With classical imagination stultified, 'animism' - the attribution of a living soul to inanimate objects and natural phenomena - gave way to 'anthropomorphism' - the attribution of human form or character, or, the ascription of a human attribute of personality to anything impersonal or irrational - and humanism as the dominant worldview. As the many spirits inhabiting nature began to fade, everything became a reflection of, and message for, human affairs. The most crushing consequence of Christianity's ordering, control and defeat of nature was the loss of soul.
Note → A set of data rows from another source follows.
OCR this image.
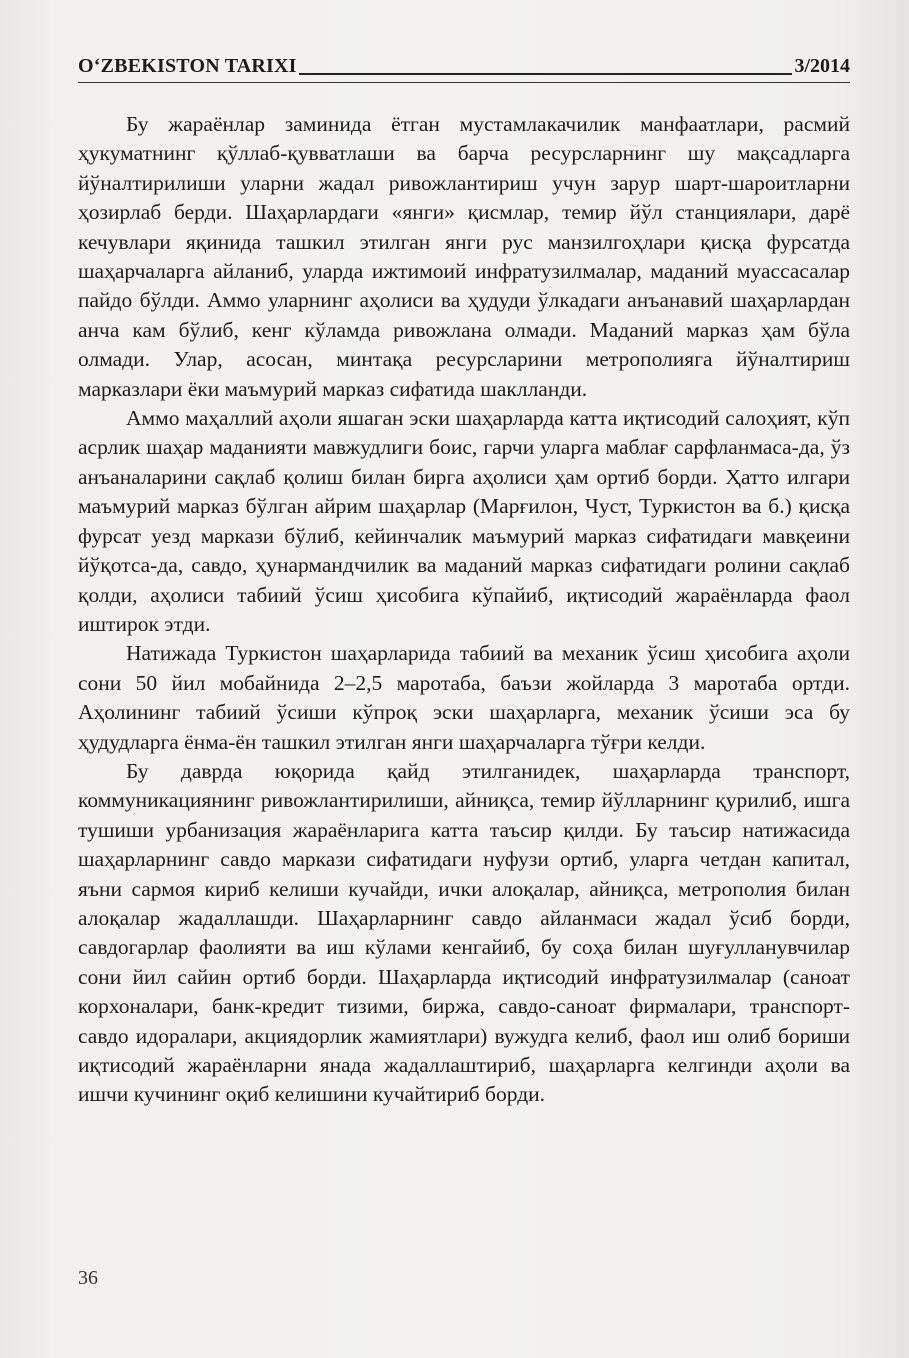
OʻZBEKISTON TARIXI	3/2014

Бу жараёнлар заминида ётган мустамлакачилик манфаатлари, расмий ҳукуматнинг қўллаб-қувватлаши ва барча ресурсларнинг шу мақсадларга йўналтирилиши уларни жадал ривожлантириш учун зарур шарт-шароитларни ҳозирлаб берди. Шаҳарлардаги «янги» қисмлар, темир йўл станциялари, дарё кечувлари яқинида ташкил этилган янги рус манзилгоҳлари қисқа фурсатда шаҳарчаларга айланиб, уларда ижтимоий инфратузилмалар, маданий муассасалар пайдо бўлди. Аммо уларнинг аҳолиси ва ҳудуди ўлкадаги анъанавий шаҳарлардан анча кам бўлиб, кенг кўламда ривожлана олмади. Маданий марказ ҳам бўла олмади. Улар, асосан, минтақа ресурсларини метрополияга йўналтириш марказлари ёки маъмурий марказ сифатида шаклланди.

Аммо маҳаллий аҳоли яшаган эски шаҳарларда катта иқтисодий салоҳият, кўп асрлик шаҳар маданияти мавжудлиги боис, гарчи уларга маблағ сарфланмаса-да, ўз анъаналарини сақлаб қолиш билан бирга аҳолиси ҳам ортиб борди. Ҳатто илгари маъмурий марказ бўлган айрим шаҳарлар (Марғилон, Чуст, Туркистон ва б.) қисқа фурсат уезд маркази бўлиб, кейинчалик маъмурий марказ сифатидаги мавқеини йўқотса-да, савдо, ҳунармандчилик ва маданий марказ сифатидаги ролини сақлаб қолди, аҳолиси табиий ўсиш ҳисобига кўпайиб, иқтисодий жараёнларда фаол иштирок этди.

Натижада Туркистон шаҳарларида табиий ва механик ўсиш ҳисобига аҳоли сони 50 йил мобайнида 2–2,5 маротаба, баъзи жойларда 3 маротаба ортди. Аҳолининг табиий ўсиши кўпроқ эски шаҳарларга, механик ўсиши эса бу ҳудудларга ёнма-ён ташкил этилган янги шаҳарчаларга тўғри келди.

Бу даврда юқорида қайд этилганидек, шаҳарларда транспорт, коммуникациянинг ривожлантирилиши, айниқса, темир йўлларнинг қурилиб, ишга тушиши урбанизация жараёнларига катта таъсир қилди. Бу таъсир натижасида шаҳарларнинг савдо маркази сифатидаги нуфузи ортиб, уларга четдан капитал, яъни сармоя кириб келиши кучайди, ички алоқалар, айниқса, метрополия билан алоқалар жадаллашди. Шаҳарларнинг савдо айланмаси жадал ўсиб борди, савдогарлар фаолияти ва иш кўлами кенгайиб, бу соҳа билан шуғулланувчилар сони йил сайин ортиб борди. Шаҳарларда иқтисодий инфратузилмалар (саноат корхоналари, банк-кредит тизими, биржа, савдо-саноат фирмалари, транспорт-савдо идоралари, акциядорлик жамиятлари) вужудга келиб, фаол иш олиб бориши иқтисодий жараёнларни янада жадаллаштириб, шаҳарларга келгинди аҳоли ва ишчи кучининг оқиб келишини кучайтириб борди.

36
In a largely de-spiritualised, de-animated world, these nature spirits are said to now reside in the dark shadows of human rational consciousness. Psychologically, as Jung observed, the gods, deities and spirits have become our modern day dis-eases. Repressed, they exist in our personal lives as moods, odd fascinations, delusions, erotic fantasies and whatever else lurks in the depths of the unconscious. They are the 'chaotic' urges of nature, the irrational elements that entangle us in life10. It seems as though we are trapped in the materiality of our being, with nature reduced to the human experience of it.
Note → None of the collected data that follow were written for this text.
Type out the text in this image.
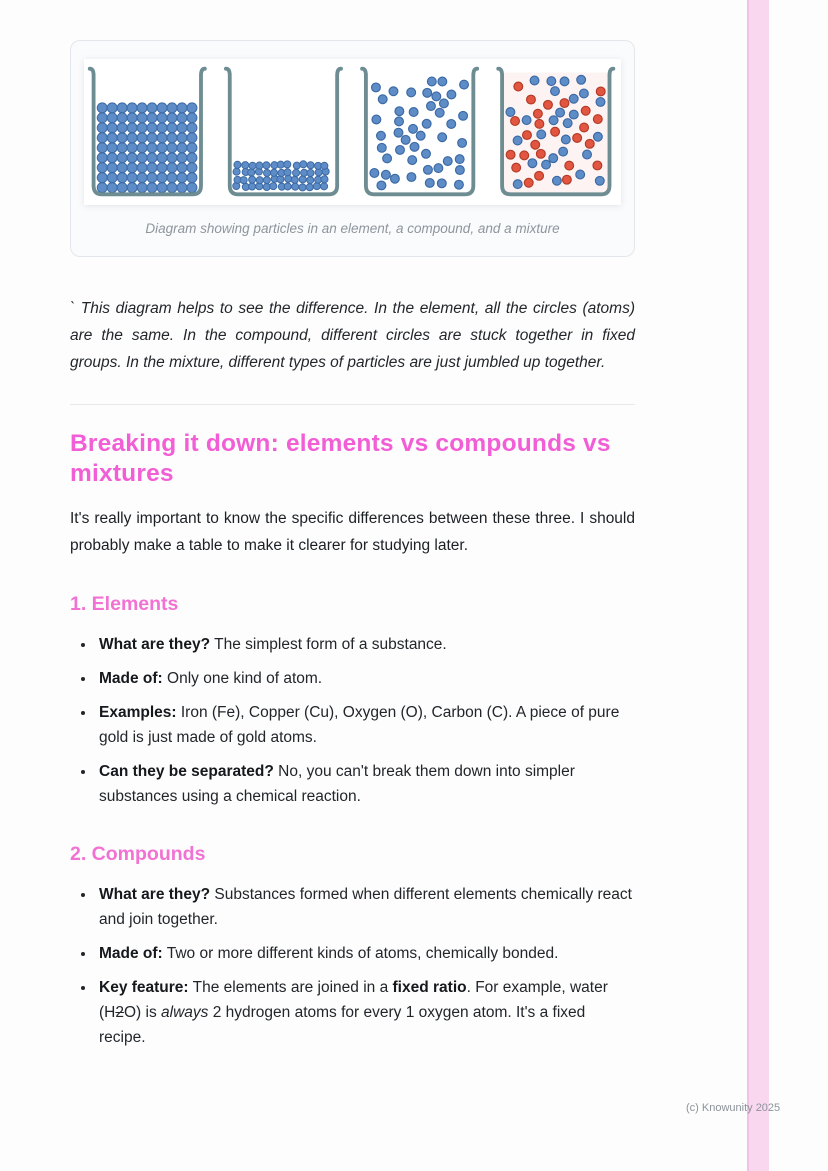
Diagram showing particles in an element, a compound, and a mixture

` This diagram helps to see the difference. In the element, all the circles (atoms) are the same. In the compound, different circles are stuck together in fixed groups. In the mixture, different types of particles are just jumbled up together.

Breaking it down: elements vs compounds vs mixtures

It's really important to know the specific differences between these three. I should probably make a table to make it clearer for studying later.

1. Elements
• What are they? The simplest form of a substance.
• Made of: Only one kind of atom.
• Examples: Iron (Fe), Copper (Cu), Oxygen (O), Carbon (C). A piece of pure gold is just made of gold atoms.
• Can they be separated? No, you can't break them down into simpler substances using a chemical reaction.
2. Compounds
• What are they? Substances formed when different elements chemically react and join together.
• Made of: Two or more different kinds of atoms, chemically bonded.
• Key feature: The elements are joined in a fixed ratio. For example, water (H2O) is always 2 hydrogen atoms for every 1 oxygen atom. It's a fixed recipe.
(c) Knowunity 2025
Alchemy, as a psychological discipline, may have ended long ago, but the alchemical processes within the psyche continue as before. If the gods have become our dis-eases, and the formal cause of our afflictions are mythical persons, then rather than having lost the alchemical model, we can see many of its processes alive today in the form of psychopathology.

1The great names among medieval alchemists were those of Albertus Magnus (1193-1280), Roger Bacon (1214-1292), Arnold of Villanova (1235-1311), and Raymond Lully (1232-1315), all of them prominent figures within the Catholic Church. Established as an elaborate subculture, they arrived at a broader view of nature by combining alchemical experiments with ancient natural philosophy and Christian theology.2Hermes, or the spirit Mercurius, was recognised as the archetypal presence guiding the work of alchemy.3The Arabic root -kimia comes from the Coptic word khem that alluded to the black, fertile soil of the Nile delta. The word 'alchemy', esoterically and heiroglyphically, refers to the dark mystery of the primordial or First Matter (the khem).4Though arguably laying the foundations for modern chemistry, the practice of alchemy has more in common with, and was more a presage of, psychoanalysis or analytical psychotherapy.5Mircea Eliade (1978) The Forge and the Crucible: The Origins and Structures of Alchemy (2nd edition), The University of Chicago Press, Chicago.6The relative absence of any differentiation between subject and environment is comparable to what Lévy-Bruhl called participation mystique.7James Hillman, founder of Archetypal Psychology, defined the term pathologizing as 'the psyche's autonomous ability to create illness, morbidity, disorder, abnormality, and suffering in any aspect of its behaviour, and to experience and imagine life through this deformed and afflicted perspective'.8André Gide said that illness opens doors to a reality which remains closed to the healthy point of view.9Though the 'royal art' of alchemy was officially outlawed and derided, it continued (together with astrology and the occult) to be practised as an underground counter-movement among members of the orthodox Christian clergy.10CG Jung (1967) Alchemical Studies, (Collected Works 13), London, Routledge and Kegan Paul.